TRIBUNNEWS.COM, JAKARTA - Sidang lanjutan terdakwa kasus dugaan gratifikasi dan tindak pidana pencucian uang (TPPU), Hakim Agung nonaktif Gazalba Saleh kembali digelar di PN Tipikor Jakarta Pusat, Senin (12/8/2024).
Pada persidangan kali ini Jaksa KPK hadirkan dua saksi ke persidangan. Saksi pertama Direktorat Pendaftaran dan Pemeriksaan LHKPN KPK, Deny Setianto.
Kemudian saksi kedua orang terdekat dari terdakwa yakni Bahdar Saleh, kakak kandung dari Gazalba Saleh.
Di persidangan, Hakim Ketua, Fahzal Hendri menerangkan untuk saksi Bahdar Saleh bisa mengundurkan diri menjadi saksi. Atau menjadi saksi tapi tak perlu disumpah.
“Kenal dengan Pak Gazalba Saleh? Ada hubungan keluarga,” tanya hakim di persidangan.
“Kenal Yang Mulia, adik kandung saya,” jawab Bahdar.
“Sebetulnya saudara bisa mengundurkan diri sebagai saksi itu ketentuannya. Yang kedua saudara bisa jadi saksi tanpa disumpah,” jelas hakim.
Kemudian majelis hakim menanyakan kepada JPU KPK kesedian saksi Bahdar jika tak disumpah di persidangan. JPU KPK lalu tak mempersoalkan hal tersebut.
Meski tak perlu disumpah, Bahdar di persidangan mengaku enggan bersaksi di persidangan.
“Saya tetap mengundurkan diri Yang Mulia sebagai saksi,” jelas Badhar.
Merespon hal itu Majelis hakim menegaskan saksi Bahdar mengapa tak mau jadi saksi meski tak disumpah.
“Tanpa sumpah pun saudara keberatan,” tegas jaksa.
Baca juga: Fify Mulyani Ternyata Pernah Minta Hakim Agung Gazalba Saleh Urus Listrik Hingga Mebel di Rumahnya
Kemudian hakim menanyakan apakah saksi Bahdar mau disumpah. Saksi Badhar lalu menolak hal tersebut.
Selanjutnya majelis hakim meminta saksi Badhar tetap bersaksi di persidangan.
“Nanti diambil saja keterangannya. Saudara kan pernah memberikan keterangan ke penyidik. Kalau tidak disumpah pun saudara pernah diperiksa penyikdik dulu oleh KPK. Kalau saudara beri keterangan tanpa sumpah ini juga keterangannya (Keterangan dipenyidik),” tegas Hakim Ketua, Fahzal Hendri.

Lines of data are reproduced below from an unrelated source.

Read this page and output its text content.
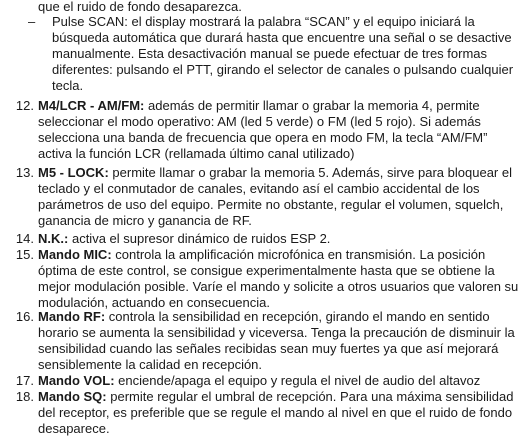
que el ruido de fondo desaparezca.
–	Pulse SCAN: el display mostrará la palabra “SCAN” y el equipo iniciará la búsqueda automática que durará hasta que encuentre una señal o se desactive manualmente. Esta desactivación manual se puede efectuar de tres formas diferentes: pulsando el PTT, girando el selector de canales o pulsando cualquier tecla.
12. M4/LCR - AM/FM: además de permitir llamar o grabar la memoria 4, permite seleccionar el modo operativo: AM (led 5 verde) o FM (led 5 rojo). Si además selecciona una banda de frecuencia que opera en modo FM, la tecla “AM/FM” activa la función LCR (rellamada último canal utilizado)
13. M5 - LOCK: permite llamar o grabar la memoria 5. Además, sirve para bloquear el teclado y el conmutador de canales, evitando así el cambio accidental de los parámetros de uso del equipo. Permite no obstante, regular el volumen, squelch, ganancia de micro y ganancia de RF.
14. N.K.: activa el supresor dinámico de ruidos ESP 2.
15. Mando MIC: controla la amplificación microfónica en transmisión. La posición óptima de este control, se consigue experimentalmente hasta que se obtiene la mejor modulación posible. Varíe el mando y solicite a otros usuarios que valoren su modulación, actuando en consecuencia.
16. Mando RF: controla la sensibilidad en recepción, girando el mando en sentido horario se aumenta la sensibilidad y viceversa. Tenga la precaución de disminuir la sensibilidad cuando las señales recibidas sean muy fuertes ya que así mejorará sensiblemente la calidad en recepción.
17. Mando VOL: enciende/apaga el equipo y regula el nivel de audio del altavoz
18. Mando SQ: permite regular el umbral de recepción. Para una máxima sensibilidad del receptor, es preferible que se regule el mando al nivel en que el ruido de fondo desaparece.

Sebagai informasi, perkara yang menyeret Gazalba Saleh sebagai terdakwa ini berkaitan dengan penerimaan gratifikasi 18.000 dolar Singapura dari pihak berperkara, Jawahirul Fuad.
Jawahirul Fuad sendiri diketahui menggunakan jasa bantuan hukum Ahmad Riyad sebagai pengacara.
Selain itu, Gazalba Saleh juga didakwa menerima SGD 1.128.000, USD 181.100, dan Rp 9.429.600.000.
Jika ditotalkan, maka nilai penerimaan gratifikasi dan TPPU yang dilakukan Gazalba Saleh senilai Rp 25.914.133.305 (Dua puluh lima miliar lebih).
Penerimaan uang tersebut terkait dengan pengurusan perkara di lingkungan Mahkamah Agung.
"Bahwa terdakwa sebagai Hakim Agung Mahkamah Agung RI, dari tahun 2020 sampai dengan tahun 2022, telah menerima gratifikasi sebesar 18.000 dolar Singapura sebagaimana dakwaan kesatu dan penerimaan lain berupa 1.128.000 dolar Singapura, 181.100 dolar Amerika serta Rp 9.429.600.000,00," kata jaksa KPK dalam dakwaannya.
Akibat perbuatannya, dia dijerat dakwaan primair: Pasal 12 B juncto Pasal 18 Undang-Undang Pencegahan dan Pemberantasan Tindak Pidana Korupsi juncto Pasal 55 ayat (1) ke-1 KUHP.
Kemudian Hakim Agung itu juga diduga menyamarkan hasil tindak pidana korupsinya, sehingga turut dijerat tindak pidana pencucian uang (TPPU).
Dalam dakwaan TPPU, Gazalba Saleh dijerat Pasal 3 Undang-Undang Pencegahan dan Pemberantasan Tindak Pidana Korupsi juncto Pasal 55 Ayat 1 ke-1 KUHP juncto Pasal 65 ayat 1 KUHP.